How much will I receive per child?
The number of credits you are eligible for depends on your Adjusted Gross Income (AGI), number of children, and their age. You can enter your information on Schedule 8812 (Form 1040) from the IRS (instructions for Schedule 8812). This document will help you determine your child tax credits, report advance payments, and determine any additional tax owed due to overpayment on the advance child tax credit payments. To better understand how many of the child tax credits you will receive, it’s helpful to think of the 2021 expanded child tax credits as having two components.
The first component is the standard $2,000 credit for children 17 and under. The reductions for this portion of the tax credit starts if your AGI is above $400,000 for joint returns and $200,000 for all other filing statuses. If you exceed these AGI limits for your filing status, credit reductions begin to take effect at $50 per $1,000 that your AGI exceeds the threshold. Also, if your income is above these thresholds, you aren’t eligible for any additional child tax credits for 2021.
The second component is the additional $1,000 or $1,600, depending on your child’s age. The reductions for this portion of the tax credit starts if your AGI is above $150,000 for joint returns, $112,500 for heads of household, and $75,000 for single or married filing separately. If you exceed these AGI limits for your filing status, credit reductions begin to take effect at $50 per $1,000 that your AGI exceeds the threshold. The reductions will accumulate up to either $1,000 or $1,600 per child. This means they won’t deduct from the normal $2,000 child tax credits until you reach those respective thresholds stated above.
How to reconcile advance payments
The American Rescue Plan Act increased child tax credits and also distributed a portion of them as monthly advance payments. If you received advance payments, you likely collected 50% of your eligible tax credit.
- For children ages 6 to 17, you might have received up to $250 monthly.
- For children under the age of 6, you might have received up to $300 monthly.

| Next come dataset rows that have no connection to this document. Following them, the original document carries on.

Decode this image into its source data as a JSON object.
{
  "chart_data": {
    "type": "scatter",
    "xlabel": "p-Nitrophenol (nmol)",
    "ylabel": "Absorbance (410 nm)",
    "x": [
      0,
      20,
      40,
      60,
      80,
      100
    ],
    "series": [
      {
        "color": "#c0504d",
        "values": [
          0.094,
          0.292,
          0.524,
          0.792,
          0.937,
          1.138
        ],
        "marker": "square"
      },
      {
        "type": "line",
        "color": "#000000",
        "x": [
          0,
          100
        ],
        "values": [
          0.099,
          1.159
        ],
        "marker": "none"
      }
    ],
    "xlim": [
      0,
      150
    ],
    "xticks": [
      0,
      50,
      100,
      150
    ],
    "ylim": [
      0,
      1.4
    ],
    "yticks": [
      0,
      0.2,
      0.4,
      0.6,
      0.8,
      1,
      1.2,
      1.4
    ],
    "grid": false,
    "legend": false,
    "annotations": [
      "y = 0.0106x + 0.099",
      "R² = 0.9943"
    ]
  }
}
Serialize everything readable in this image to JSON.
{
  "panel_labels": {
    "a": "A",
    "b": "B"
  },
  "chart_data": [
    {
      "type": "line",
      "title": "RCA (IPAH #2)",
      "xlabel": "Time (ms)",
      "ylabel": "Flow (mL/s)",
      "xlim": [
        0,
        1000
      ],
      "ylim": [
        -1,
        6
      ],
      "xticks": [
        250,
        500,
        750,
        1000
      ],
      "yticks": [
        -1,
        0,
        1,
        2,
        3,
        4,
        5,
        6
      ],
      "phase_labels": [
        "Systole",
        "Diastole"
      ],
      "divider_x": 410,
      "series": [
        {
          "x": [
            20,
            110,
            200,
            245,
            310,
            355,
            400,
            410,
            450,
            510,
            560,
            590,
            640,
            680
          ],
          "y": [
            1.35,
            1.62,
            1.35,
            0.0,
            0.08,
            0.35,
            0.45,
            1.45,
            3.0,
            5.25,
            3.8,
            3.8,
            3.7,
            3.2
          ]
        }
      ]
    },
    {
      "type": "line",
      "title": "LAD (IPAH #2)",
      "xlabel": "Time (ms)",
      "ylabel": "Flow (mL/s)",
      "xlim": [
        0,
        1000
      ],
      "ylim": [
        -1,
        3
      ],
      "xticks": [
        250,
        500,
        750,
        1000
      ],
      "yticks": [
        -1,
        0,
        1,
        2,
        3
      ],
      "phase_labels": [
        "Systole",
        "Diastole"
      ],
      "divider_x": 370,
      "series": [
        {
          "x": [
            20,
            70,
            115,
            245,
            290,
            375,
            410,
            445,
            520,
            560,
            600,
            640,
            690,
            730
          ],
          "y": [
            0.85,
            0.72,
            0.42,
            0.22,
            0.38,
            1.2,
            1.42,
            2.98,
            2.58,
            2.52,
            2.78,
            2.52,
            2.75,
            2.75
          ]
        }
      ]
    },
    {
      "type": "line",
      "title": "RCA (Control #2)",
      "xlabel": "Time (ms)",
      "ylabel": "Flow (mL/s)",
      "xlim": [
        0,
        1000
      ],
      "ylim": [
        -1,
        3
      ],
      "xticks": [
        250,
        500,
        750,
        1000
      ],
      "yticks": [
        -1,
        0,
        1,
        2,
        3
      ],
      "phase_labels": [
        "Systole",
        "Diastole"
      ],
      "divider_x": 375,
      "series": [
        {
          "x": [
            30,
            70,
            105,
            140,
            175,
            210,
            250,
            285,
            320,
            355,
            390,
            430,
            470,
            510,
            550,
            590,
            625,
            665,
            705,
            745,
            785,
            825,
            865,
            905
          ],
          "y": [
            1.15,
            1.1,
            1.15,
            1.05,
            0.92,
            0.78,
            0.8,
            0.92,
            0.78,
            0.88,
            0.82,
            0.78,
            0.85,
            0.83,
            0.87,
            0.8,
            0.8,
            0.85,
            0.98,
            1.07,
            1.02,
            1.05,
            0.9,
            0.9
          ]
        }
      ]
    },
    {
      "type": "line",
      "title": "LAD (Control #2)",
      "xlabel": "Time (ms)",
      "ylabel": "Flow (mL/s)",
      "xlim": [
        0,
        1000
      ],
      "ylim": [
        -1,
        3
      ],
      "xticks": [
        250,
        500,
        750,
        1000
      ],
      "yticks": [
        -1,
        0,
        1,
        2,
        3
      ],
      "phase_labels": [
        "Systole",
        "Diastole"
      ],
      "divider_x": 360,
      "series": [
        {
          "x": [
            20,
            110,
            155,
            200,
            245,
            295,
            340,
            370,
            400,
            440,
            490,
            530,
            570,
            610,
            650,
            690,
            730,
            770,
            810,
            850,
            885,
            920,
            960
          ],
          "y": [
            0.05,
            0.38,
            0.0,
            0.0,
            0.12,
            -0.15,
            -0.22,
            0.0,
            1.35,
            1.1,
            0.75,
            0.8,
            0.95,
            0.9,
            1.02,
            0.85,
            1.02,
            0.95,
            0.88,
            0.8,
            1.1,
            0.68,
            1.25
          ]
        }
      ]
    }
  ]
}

IRS provides you with a summary of the advance payments you received on Letter 6419 and through their online portal. Using this information, you must deduct the total amount you received from the number of eligible credits you qualify for. This is the number of credits you can claim for your 2021 taxes.
Overpayment of advance tax credits
The IRS likely used your 2020 tax return to determine the amount of advance payment you received. Overpayment may have occurred if the number of credits you are eligible to claim changed. This could include changes to your filing status, AGI, custody arrangements, or residency status. Depending on your AGI, you may need to pay back the entire overpayment, part of it, or none at all. The American Rescue Plan includes repayment protection, for some people. If your AGI is under $60,000 for joint returns, $50,000 for head-of-household returns, and $40,000 for single returns or married couples filing separately, you won’t have to pay back any advance tax credits you received. On the contrary, if your AGI is over $120,000 for joint returns, $100,000 for head-of-household returns, and $80,000 for single returns or married couples filing separately, you will need to pay back the entirety of any overpayment. If you are between the two thresholds, you will need to pay back a portion of the overpayment. If this is the case, you need to calculate your repayment protection amount.
To calculate this value, you must find the number of children used to determine your advance payments (Letter 6419). Next, subtract the number of children used to calculate your 2021 child tax credits and multiply this number by $2,000. Take that value and multiply it by the percent value your AGI is between the two thresholds. This calculation tells you your repayment protection amount, which you can deduct this amount from the overpayment. The resulting value is what you will have to pay back and report as additional tax on your 2021 return.